Consequences of the NHS reforms for the coalition

Written by Total Politics has a free weekly Friday email bulletin. Follow this link to register. on 14 June 2011 in Diary
Events over the past few days have led to a serious deterioration in the relationship between the coalition parties

David Cameron, Nick Clegg and Andrew Lansley have announced their response to the Future Forum report on the NHS. Speaking to various MPs in Parliament this morning revealed just how serious the long-term consequences of the NHS reforms could be.  

“You can smell the burning rubber” was one description of this particular U-turn. Other Conservatives I spoke to dismissed the Lib Dem claim of victory as “bad politics which they will regret”.

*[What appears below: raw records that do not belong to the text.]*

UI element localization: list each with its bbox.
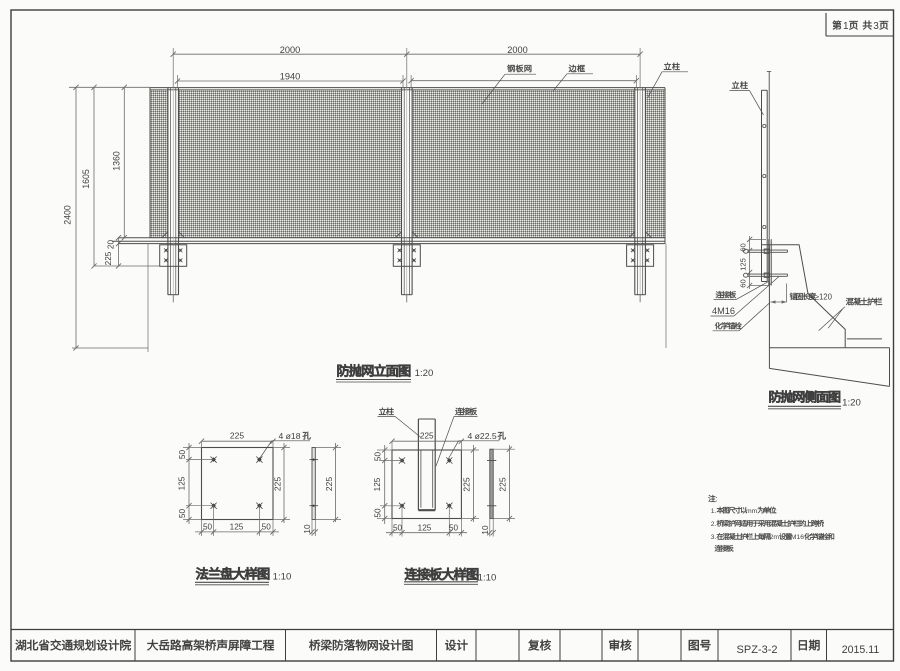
svg-text:2m: 2m <box>770 534 780 541</box>
svg-text:2.: 2. <box>711 521 717 528</box>
svg-text:225: 225 <box>498 477 508 491</box>
svg-text:2000: 2000 <box>280 45 300 55</box>
svg-text:50: 50 <box>178 509 187 519</box>
svg-text:1360: 1360 <box>112 151 122 171</box>
svg-text:1:20: 1:20 <box>415 368 434 379</box>
svg-text:50: 50 <box>203 523 213 532</box>
svg-text:≥120: ≥120 <box>815 292 833 301</box>
svg-text:1:10: 1:10 <box>273 572 292 583</box>
svg-text:60: 60 <box>739 279 748 287</box>
svg-text:50: 50 <box>262 523 272 532</box>
svg-text:50: 50 <box>374 508 383 518</box>
svg-text:mm: mm <box>746 508 758 515</box>
svg-text:1.: 1. <box>711 508 717 515</box>
svg-text:225: 225 <box>420 431 434 440</box>
svg-text:225: 225 <box>273 477 283 491</box>
svg-text:SPZ-3-2: SPZ-3-2 <box>737 644 778 656</box>
svg-text:125: 125 <box>230 523 244 532</box>
svg-text:2015.11: 2015.11 <box>842 644 880 656</box>
svg-text:1:10: 1:10 <box>478 573 497 584</box>
svg-text:225: 225 <box>230 431 244 441</box>
svg-text:4M16: 4M16 <box>712 306 735 316</box>
svg-text:1605: 1605 <box>81 169 91 189</box>
svg-text:1:20: 1:20 <box>842 398 861 409</box>
svg-text:225: 225 <box>324 477 334 491</box>
svg-text:;: ; <box>823 521 825 528</box>
svg-text:125: 125 <box>373 477 382 491</box>
svg-text:;: ; <box>732 546 734 553</box>
svg-text:50: 50 <box>178 450 187 460</box>
svg-text:50: 50 <box>393 523 403 532</box>
svg-text:125: 125 <box>739 258 748 271</box>
svg-text:225: 225 <box>462 477 472 491</box>
svg-text:3: 3 <box>873 21 879 32</box>
svg-text:125: 125 <box>418 523 432 532</box>
svg-text:125: 125 <box>178 476 187 490</box>
svg-text:1: 1 <box>843 21 849 32</box>
svg-text:4 ø22.5: 4 ø22.5 <box>468 431 497 441</box>
svg-text:;: ; <box>775 508 777 515</box>
svg-text:3.: 3. <box>711 534 717 541</box>
svg-text:10: 10 <box>303 524 312 534</box>
svg-text:10: 10 <box>481 525 490 535</box>
svg-text:50: 50 <box>374 452 383 462</box>
svg-text:1940: 1940 <box>280 71 300 81</box>
svg-text::: : <box>715 495 717 504</box>
svg-text:2000: 2000 <box>507 45 527 55</box>
svg-text:2400: 2400 <box>63 205 73 225</box>
svg-text:225: 225 <box>104 251 113 265</box>
svg-text:60: 60 <box>739 243 748 251</box>
svg-text:M16: M16 <box>791 534 804 541</box>
svg-text:20: 20 <box>107 240 116 250</box>
svg-text:50: 50 <box>449 523 459 532</box>
svg-text:4 ø18: 4 ø18 <box>279 431 301 441</box>
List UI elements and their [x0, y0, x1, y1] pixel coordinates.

“You’re supposed to work together,” said one, who is fed up of attending ministerial meetings after a weekend of Conservative bashing in the media from Lib Dems. He complained Lib Dem cabinet ministers then expect the departmental relationships to pick up as smoothly as before. Instead, some Conservative ministers are beginning to harbour grudges.

The arguments over the reforms mean that there is a danger that many more pieces of legislation will now be set to a Conservative v Lib Dem gauge. There will be debates about which side is gaining most, and can claim future victories.

Reforms could fail to progress amid inward-looking disagreements.

Some Lib Dems could consider the NHS victory payback after the AV referendum loss in May. Election victories and defeats always remain long in the memory of politicians.

One Conservative MP in an expansive mood predicted that tensions in the coalition will rise to the surface in a couple of years. It might not prove the downfall of the government but it will certainly significantly harm its ability to achieve things.

The challenge for those at the top is making sure these resentments don’t break out into the open soon. The NHS reforms may leave a long scar inside the coalition parties.